Enquête  : Les Marocains sacrifient leur sommeil pour concilier vie privée et vie professionnelle

Les travailleurs marocains sont en manque de sommeil. 36% des actifs du Maghreb (Maroc, Algérie,Tunisie), affirment devoir sacrifier leur sommeil en se levant plus tôt ou  en travaillant jusqu’à une heure avancée pour concilier vie professionnelle et vie privée. C’est ce que révèle la dernière étude menée par  Régus, premier fournisseur mondial d’espaces de travail flexibles. A noter que cette enquête a été menée à l’échelle mondiale sur la base d’entretiens avec plus de 24.000 professionnels issus de 90 pays. L’intérêt d’une telle étude est de montrer que les nouvelles habitudes de vie affectent de plus en plus la durée et la qualité du sommeil. Ce qui peut porter  atteinte à la santé. «Le manque de sommeil est clairement préjudiciable à la santé et au bien-être des employés, et il y a une corrélation entre l’allongement des heures de travail et les maladies cardio-vasculaires», affirme Joanne Bushell, vice-présidente régionale de Regus.

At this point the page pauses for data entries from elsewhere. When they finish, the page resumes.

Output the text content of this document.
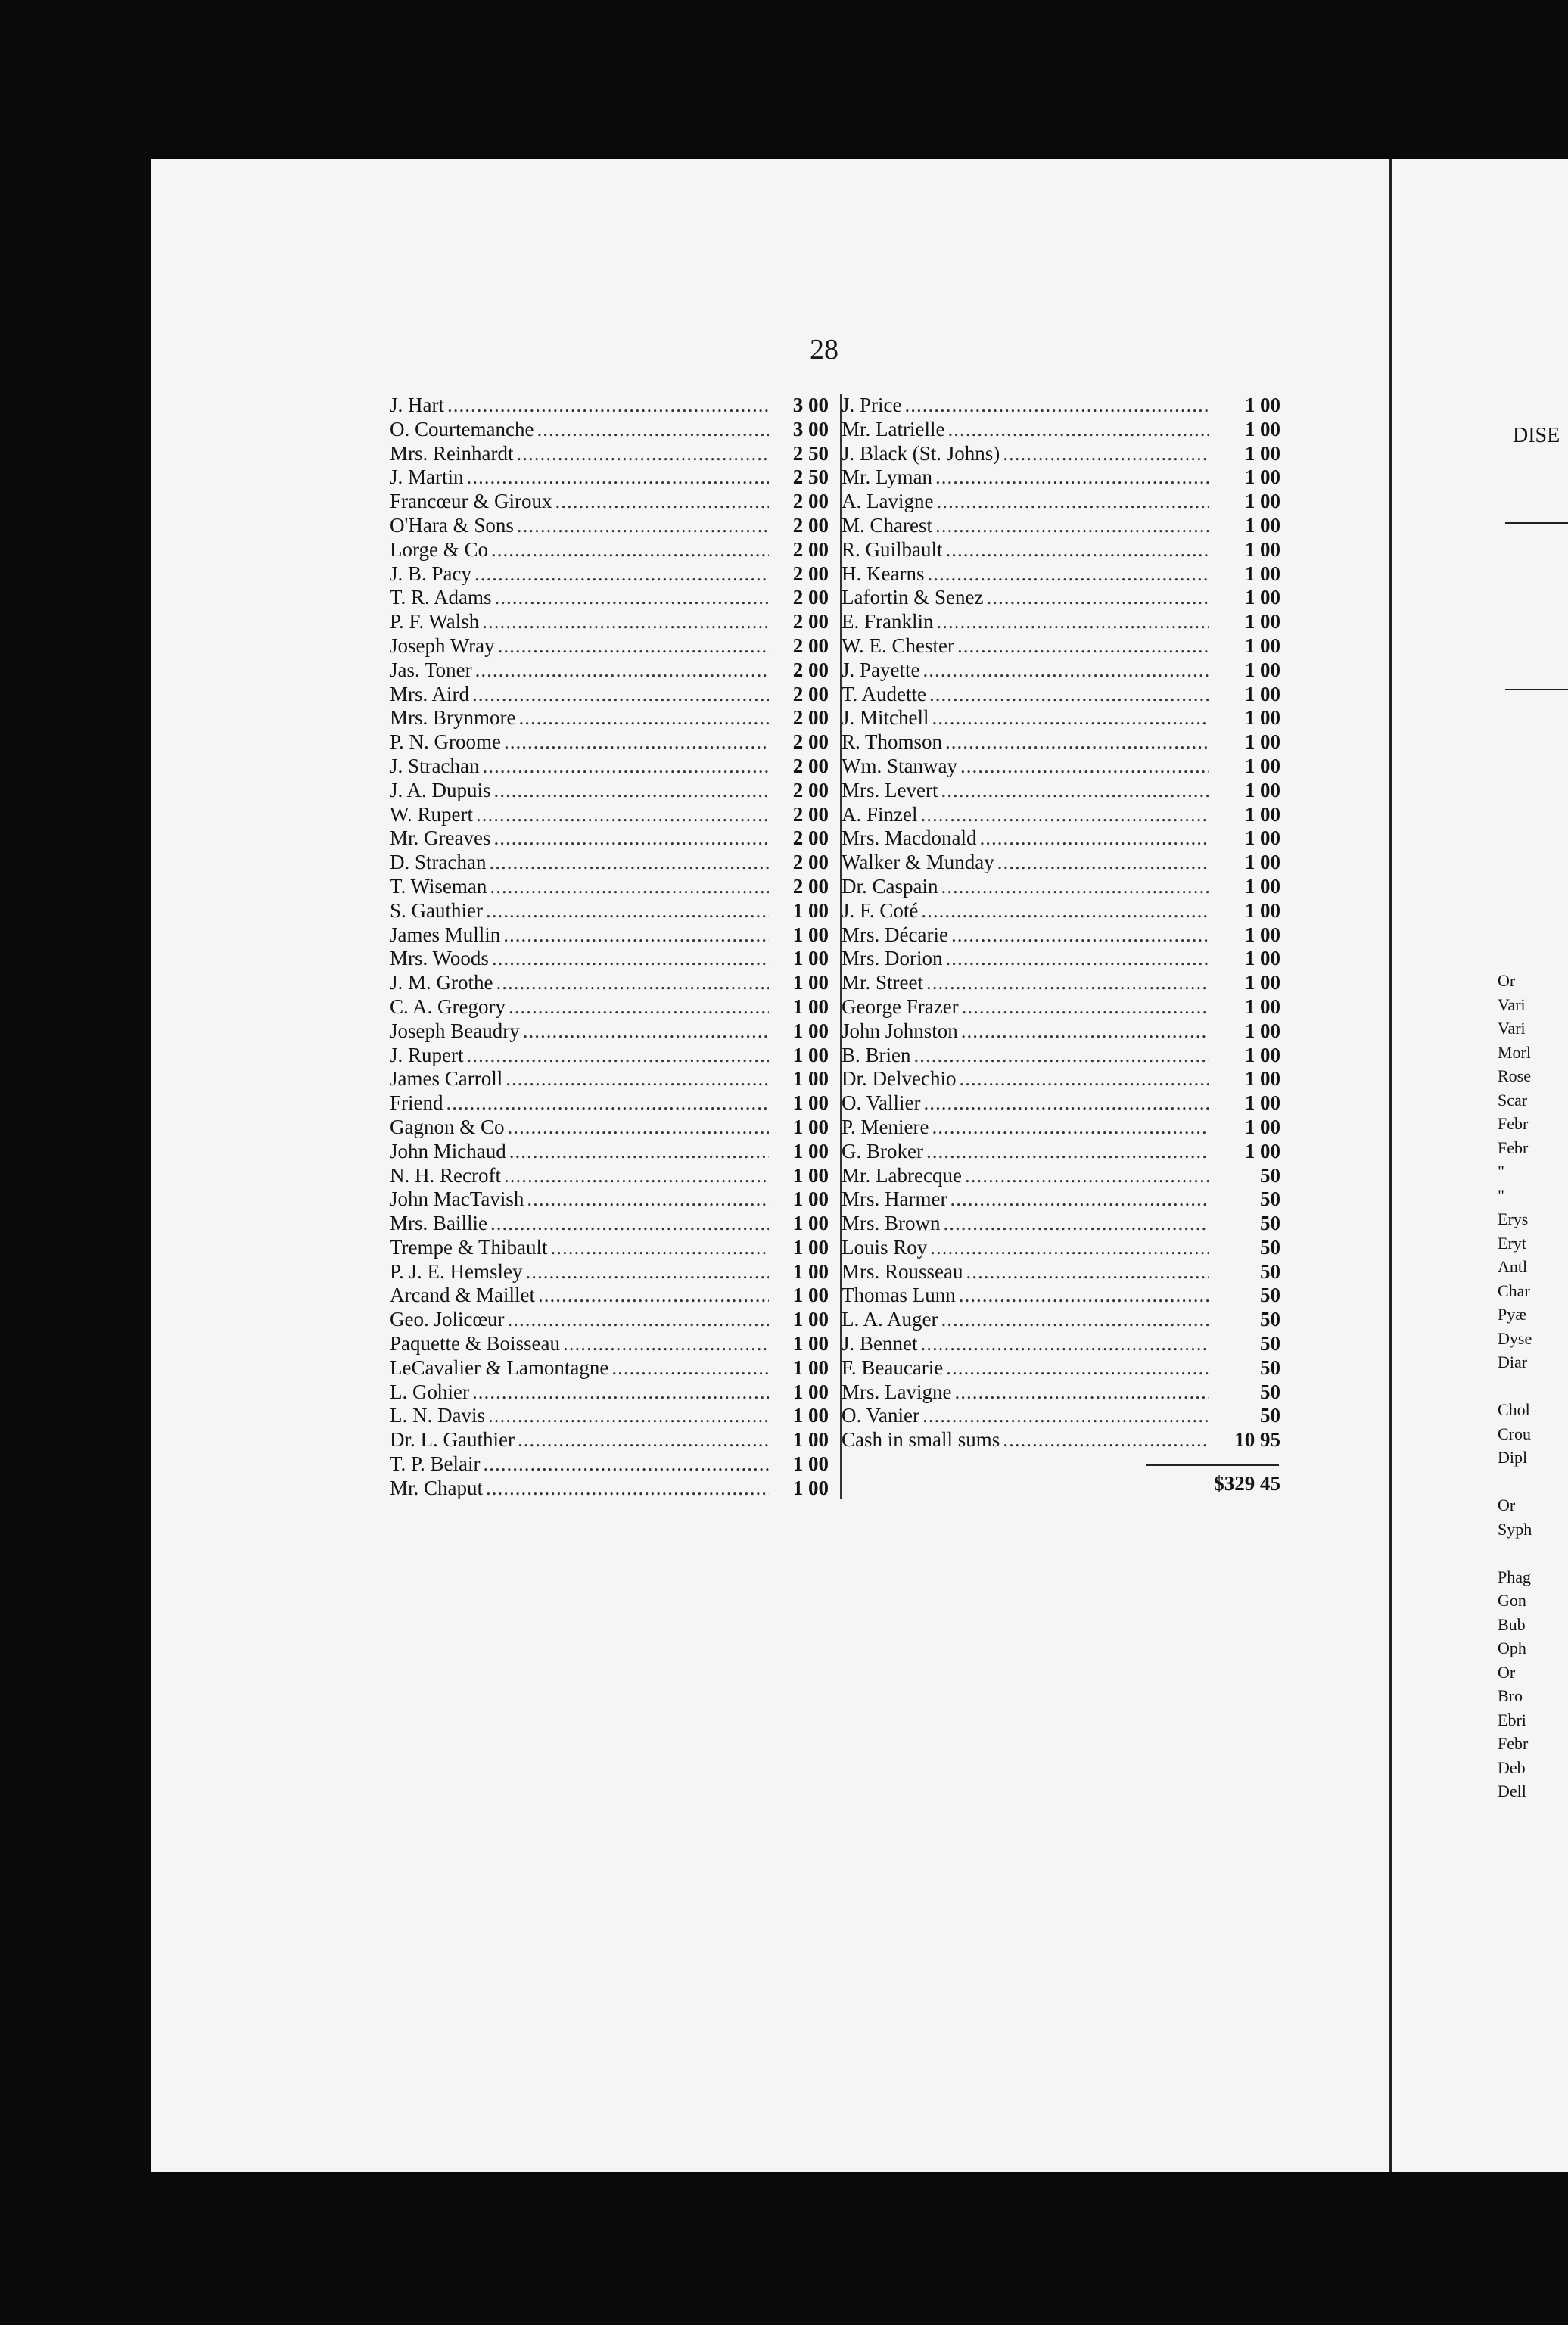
28
J. Hart .....	3 00
O. Courtemanche .....	3 00
Mrs. Reinhardt .....	2 50
J. Martin .....	2 50
Francœur & Giroux .....	2 00
O'Hara & Sons .....	2 00
Lorge & Co .....	2 00
J. B. Pacy .....	2 00
T. R. Adams .....	2 00
P. F. Walsh .....	2 00
Joseph Wray .....	2 00
Jas. Toner .....	2 00
Mrs. Aird .....	2 00
Mrs. Brynmore .....	2 00
P. N. Groome .....	2 00
J. Strachan .....	2 00
J. A. Dupuis .....	2 00
W. Rupert .....	2 00
Mr. Greaves .....	2 00
D. Strachan .....	2 00
T. Wiseman .....	2 00
S. Gauthier .....	1 00
James Mullin .....	1 00
Mrs. Woods .....	1 00
J. M. Grothe .....	1 00
C. A. Gregory .....	1 00
Joseph Beaudry .....	1 00
J. Rupert .....	1 00
James Carroll .....	1 00
Friend .....	1 00
Gagnon & Co .....	1 00
John Michaud .....	1 00
N. H. Recroft .....	1 00
John MacTavish .....	1 00
Mrs. Baillie .....	1 00
Trempe & Thibault .....	1 00
P. J. E. Hemsley .....	1 00
Arcand & Maillet .....	1 00
Geo. Jolicœur .....	1 00
Paquette & Boisseau .....	1 00
LeCavalier & Lamontagne .....	1 00
L. Gohier .....	1 00
L. N. Davis .....	1 00
Dr. L. Gauthier .....	1 00
T. P. Belair .....	1 00
Mr. Chaput .....	1 00
J. Price .....	1 00
Mr. Latrielle .....	1 00
J. Black (St. Johns) .....	1 00
Mr. Lyman .....	1 00
A. Lavigne .....	1 00
M. Charest .....	1 00
R. Guilbault .....	1 00
H. Kearns .....	1 00
Lafortin & Senez .....	1 00
E. Franklin .....	1 00
W. E. Chester .....	1 00
J. Payette .....	1 00
T. Audette .....	1 00
J. Mitchell .....	1 00
R. Thomson .....	1 00
Wm. Stanway .....	1 00
Mrs. Levert .....	1 00
A. Finzel .....	1 00
Mrs. Macdonald .....	1 00
Walker & Munday .....	1 00
Dr. Caspain .....	1 00
J. F. Coté .....	1 00
Mrs. Décarie .....	1 00
Mrs. Dorion .....	1 00
Mr. Street .....	1 00
George Frazer .....	1 00
John Johnston .....	1 00
B. Brien .....	1 00
Dr. Delvechio .....	1 00
O. Vallier .....	1 00
P. Meniere .....	1 00
G. Broker .....	1 00
Mr. Labrecque .....	50
Mrs. Harmer .....	50
Mrs. Brown .....	50
Louis Roy .....	50
Mrs. Rousseau .....	50
Thomas Lunn .....	50
L. A. Auger .....	50
J. Bennet .....	50
F. Beaucarie .....	50
Mrs. Lavigne .....	50
O. Vanier .....	50
Cash in small sums .....	10 95
$329 45
DISE
Or
Vari
Vari
Morl
Rose
Scar
Febr
Febr
"
"
Erys
Eryt
Antl
Char
Pyæ
Dyse
Diar
Chol
Crou
Dipl
Or
Syph
Phag
Gon
Bub
Oph
Or
Bro
Ebri
Febr
Deb
Dell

Que faudrait-il donc faire pour avoir une meilleure qualité de vie? D’après cette étude, 33% des travailleurs maghrébins estiment qu’un temps de trajet plus court leur permettrait de passer davantage de temps avec leur famille et de gagner un peu de temps de sommeil. Pour 18%, la solution résiderait dans le cadre d’une  plus grande flexibilité quant à leur lieu de travail.
Les employés ne sont pas les seuls gagnants, les entreprises peuvent également améliorer leur productivité et fidéliser davantage leurs employés en mettant en place le travail flexible. A ce sujet, l’enquête précise que «les entreprises peuvent aussi y gagner dans la mesure où le travail flexible augmente la productivité (80 %) et fidélise les employés (82 %)». Malgré les avantages reconnus du travail flexible, la  réduction des trajets, plus d’heures dans la journée pour le sommeil ou la vie familiale, l’amélioration de la productivité et la fidélisation du personnel, seules 52 % des entreprises récompensent les cadres qui encouragent leurs subordonnés dans ce type de démarche.